Editor's Desk | Smart use of new tools

Thomas R. Temin

The Huffington Post it ain't. So if you're looking for a titillating, gossipy blog, you won't see it from Dale Meyerrose, CIO of the Office of the Director of National Intelligence.

But the fact that you will find a blog at all, much less a multithreaded discussion open to the public, is remarkable, coming as it does from that most secretive and insular domain. As GCN's Wilson P. Dizard III reported [June 26, Page 7], Meyerrose is seeking input on streamlining the systems certification and accreditation process. The discussions will end July 9.

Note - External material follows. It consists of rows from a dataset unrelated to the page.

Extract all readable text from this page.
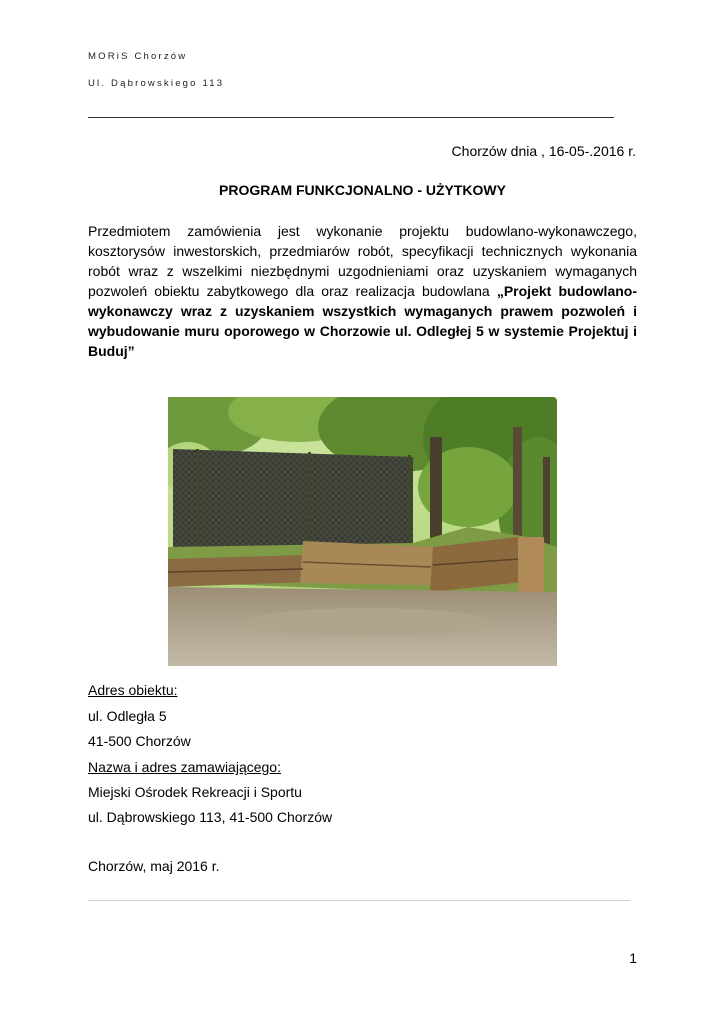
MORiS Chorzów
Ul. Dąbrowskiego 113
Chorzów dnia , 16-05-.2016 r.
PROGRAM FUNKCJONALNO - UŻYTKOWY
Przedmiotem zamówienia jest wykonanie projektu budowlano-wykonawczego, kosztorysów inwestorskich, przedmiarów robót, specyfikacji technicznych wykonania robót wraz z wszelkimi niezbędnymi uzgodnieniami oraz uzyskaniem wymaganych pozwoleń obiektu zabytkowego dla oraz realizacja budowlana „Projekt budowlano-wykonawczy wraz z uzyskaniem wszystkich wymaganych prawem pozwoleń i wybudowanie muru oporowego w Chorzowie ul. Odległej 5 w systemie Projektuj i Buduj”
Adres obiektu:
ul. Odległa 5
41-500 Chorzów
Nazwa i adres zamawiającego:
Miejski Ośrodek Rekreacji i Sportu
ul. Dąbrowskiego 113, 41-500 Chorzów
Chorzów, maj 2016 r.
1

Meyerrose's own posts wouldn't exactly burn down Blogspot. There's not a lot of soul there. (Although, knowing the sort of inquisitive mind Meyerrose has, I would bet he's searched the computer security blogs at Blogspot.com.) On the other hand, the discussion threads at www.dni.gov/canda/
forums offer some real debate and haggling, if you are into discussions that contain statements such as this:

'Cross domain solutions (CDSs) warrant in-depth lab-based testing. But, it would be nice to get away from requiring multiple lab-based tests (CT&E, ITA, NIAP), and to not redo lab-based tests during on-site testing of the CDS in its environment (ST&E, Beta II).'

That might look dry to outsiders. But to domain insiders, that statement reflects an important C&A issue'how cumbersome and slow it is.

My point is that it's great to see a government agency use communications techniques appropriate to the community it is trying to serve. Not enough of that goes on.

Karen Evans, administrator for IT and e-government at the Office of Management and Budget, likes to point to MySpace.com as the medium appealing to future users of government services. If you are a person under, say, 25, the gestalt of MySpace fits into your life like oxygen. If you are over 50, you'll find MySpace somewhat ridiculous. But an estimated 40 million people have accounts there. (Just type 'myspace phenomenon' into Google to get an idea.)

Government agencies serious about interaction with an external community must use the tools with which the constituents have affinity. Too few actually do.